50 ANOS DEPOIS, PROCURA-SE
UM TELEGRAMA
No dia seguinte à consumação do
golpe militar, 2 de abril de 64 ,havia
um único jornal diário em Aracaju, a Gazeta de Sergipe. Tendo apoiado
Seixas Dória, e alinhado com as teses da esquerda, a Gazeta era alvo da fúria
de políticos que foram pesadamente
combatidos por Orlando Dantas, um usineiro
fundador e líder em Sergipe do
Partido Socialista Brasileiro . O jornal deixou de ser empastelado porque
alguns líderes das então chamadas
¨classes produtoras ¨ foram ao comandante do 28º, major Silveira,
explicar que o fechamento da Gazeta prejudicaria o comércio aracajuano. O major Raul instalou-se na redação dando
ordens absurdas, entre um e outro gole de branquinha pura. Depois, tudo foi
voltando ao normal, se é que assim se pode chamar aquilo, persistindo, todavia, a permanente ameaça e o medo. A autocensura
era a fórmula adotada para garantir a sobrevivência.
Depois do 13 de dezembro de 1968, quando o Ato
Institucional nº 5, transformou o Brasil num imenso e rigoroso quartel, a censura era implacável
e sempre presente. Inicialmente, o Exército assumiu a tarefa de censurar, mas
não houve maiores truculências. Os editores
convocados ao 28 BCº, receberam m as determinações e trataram de
obedecê-las. Pelo rádio do quartel, chegavam as determinações e
, jovens tenentes iam às redações dizer
o que estava proibido. Todos cumpriam a missão um tanto constrangidos, e eram sempre educados e
corteses. Depois, a tarefa passou para a
Policia Federal, um organismo naquele tempo muito distante da organização de
elite que é a atual PF. Em Aracaju havia alguns federais egressos da
polícia do Estado da Guanabara. Uma escória truculenta de esbirros
sempre bêbados, saídos da escola de repressão do delegado Cecil
Borer. Protagonizaram episódios de
bestialidade, como a prisão de um radialista , obrigado, durante vários dias a lavar, vestido em cuecas, as calçadas do
casarão na esquina de Santo Amaro com Gerú onde fica hoje a
Federação da Agricultura, comandada pelo pacífico e amistoso Eduardo Sobral.

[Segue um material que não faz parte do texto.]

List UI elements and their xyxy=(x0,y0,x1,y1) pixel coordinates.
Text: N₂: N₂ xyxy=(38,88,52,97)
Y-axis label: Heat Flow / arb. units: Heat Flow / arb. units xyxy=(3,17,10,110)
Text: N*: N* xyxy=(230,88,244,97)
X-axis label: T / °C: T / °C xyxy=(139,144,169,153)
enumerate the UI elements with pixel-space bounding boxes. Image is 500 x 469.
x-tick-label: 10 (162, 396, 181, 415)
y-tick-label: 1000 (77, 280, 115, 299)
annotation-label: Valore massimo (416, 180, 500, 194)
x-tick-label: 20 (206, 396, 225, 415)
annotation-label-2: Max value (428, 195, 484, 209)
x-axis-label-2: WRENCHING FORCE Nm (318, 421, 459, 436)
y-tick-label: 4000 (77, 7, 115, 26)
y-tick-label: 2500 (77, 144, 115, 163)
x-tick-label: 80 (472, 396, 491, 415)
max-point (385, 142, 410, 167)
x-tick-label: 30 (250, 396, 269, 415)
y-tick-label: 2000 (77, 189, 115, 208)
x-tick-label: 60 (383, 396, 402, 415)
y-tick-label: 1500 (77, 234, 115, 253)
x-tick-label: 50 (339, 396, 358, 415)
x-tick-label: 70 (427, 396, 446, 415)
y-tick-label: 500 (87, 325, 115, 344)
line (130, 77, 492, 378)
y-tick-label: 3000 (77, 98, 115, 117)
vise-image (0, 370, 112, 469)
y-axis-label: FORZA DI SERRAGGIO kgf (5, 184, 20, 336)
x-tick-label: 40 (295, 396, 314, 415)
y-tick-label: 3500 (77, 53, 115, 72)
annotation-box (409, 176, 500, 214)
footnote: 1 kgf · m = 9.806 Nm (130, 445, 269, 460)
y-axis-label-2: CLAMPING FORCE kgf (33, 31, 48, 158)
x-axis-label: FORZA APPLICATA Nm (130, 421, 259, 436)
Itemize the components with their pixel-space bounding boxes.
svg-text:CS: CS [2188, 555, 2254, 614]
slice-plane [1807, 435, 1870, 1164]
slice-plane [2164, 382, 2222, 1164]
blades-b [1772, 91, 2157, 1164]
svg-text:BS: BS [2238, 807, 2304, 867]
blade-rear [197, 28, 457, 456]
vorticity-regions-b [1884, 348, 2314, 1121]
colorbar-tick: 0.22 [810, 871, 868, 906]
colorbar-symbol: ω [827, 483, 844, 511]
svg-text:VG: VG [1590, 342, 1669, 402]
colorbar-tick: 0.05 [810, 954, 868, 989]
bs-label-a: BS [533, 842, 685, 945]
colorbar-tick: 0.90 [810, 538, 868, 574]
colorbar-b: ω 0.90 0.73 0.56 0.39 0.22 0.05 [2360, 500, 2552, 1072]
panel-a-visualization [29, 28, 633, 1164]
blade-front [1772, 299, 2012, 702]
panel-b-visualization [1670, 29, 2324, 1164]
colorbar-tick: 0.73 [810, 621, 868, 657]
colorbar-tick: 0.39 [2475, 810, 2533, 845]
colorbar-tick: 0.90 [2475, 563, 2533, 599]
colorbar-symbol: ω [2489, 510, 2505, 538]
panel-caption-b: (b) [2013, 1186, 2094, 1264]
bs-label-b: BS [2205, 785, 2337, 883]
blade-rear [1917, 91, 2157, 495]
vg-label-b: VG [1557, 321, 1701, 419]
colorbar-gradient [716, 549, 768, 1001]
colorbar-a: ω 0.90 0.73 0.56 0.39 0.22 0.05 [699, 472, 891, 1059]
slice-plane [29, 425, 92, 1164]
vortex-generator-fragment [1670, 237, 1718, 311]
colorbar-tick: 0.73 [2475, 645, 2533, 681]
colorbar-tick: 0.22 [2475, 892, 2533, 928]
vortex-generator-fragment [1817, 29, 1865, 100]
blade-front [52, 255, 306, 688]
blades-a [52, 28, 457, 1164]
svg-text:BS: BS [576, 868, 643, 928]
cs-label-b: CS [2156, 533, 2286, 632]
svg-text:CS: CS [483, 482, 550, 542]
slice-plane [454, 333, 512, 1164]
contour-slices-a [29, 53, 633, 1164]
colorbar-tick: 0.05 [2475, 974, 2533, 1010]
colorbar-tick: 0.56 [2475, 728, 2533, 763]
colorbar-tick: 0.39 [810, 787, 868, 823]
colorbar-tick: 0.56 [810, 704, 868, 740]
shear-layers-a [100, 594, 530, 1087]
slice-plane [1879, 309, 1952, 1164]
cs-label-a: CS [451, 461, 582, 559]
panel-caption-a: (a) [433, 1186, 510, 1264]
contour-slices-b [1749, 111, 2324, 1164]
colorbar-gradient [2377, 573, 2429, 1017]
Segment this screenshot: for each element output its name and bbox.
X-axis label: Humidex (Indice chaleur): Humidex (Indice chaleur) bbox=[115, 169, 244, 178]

Os homens da PF que empesteavam o ambiente exalando um odor de cachaça misturado com
fumo, suor e escassez de banho, desapareceram das redações . A PF passou
então a utilizar telegramas
que chegavam por teletipo com as
ordens transmitidas pelo Ministério da
Justiça, onde estava o fero Alfredo Buzaid. No Diário de Aracaju os telegramas
eram afixados num quadro de avisos na redação e todos os jornalistas ficavam
informados das restrições que pesavam, por exemplo, contra o Arcebispo de
Recife e Olinda Dom Helder Câmara,
cujo nome sequer podia ser citado
. Era proibido noticiar uma epidemia de meningite. Por isso, silenciosamente, a doença foi
matando milhares de brasileiros, mas não se podia falar nela, porque era
uma ¨insidiosa invenção subversiva do comunismo internacional para prejudicar o
Brasil ¨. Os telegramas, explicando que a Anistia Internacional ¨era uma organização a serviço de Moscou e
Havana,¨ proibiam também que o nome daquela
entidade fosse citado.
Nada restou daqueles telegramas,
testemunhos eloquentes de uma época em
que, a serviço do poder, houve um aparato de terror.
Nenhum editor imaginou que a
História estava sendo contada e
explicitada naqueles documentos, nascidos na sombra soturna de uma ditadura,
mas que hoje clarificariam visões condescendentes, por desinformação, que ainda possam existir a respeito do pior
dos períodos do regime militar, aquele
que vai de dezembro de 68 à queda do Ministro do Exército, Silvio Frota em 76.
Se algum habitante das redações,
naquele tempo, guardou um só daqueles
telegramas, que o leve à Comissão da Verdade.
Por onde anda mesmo a nossa estadual Comissão da Verdade?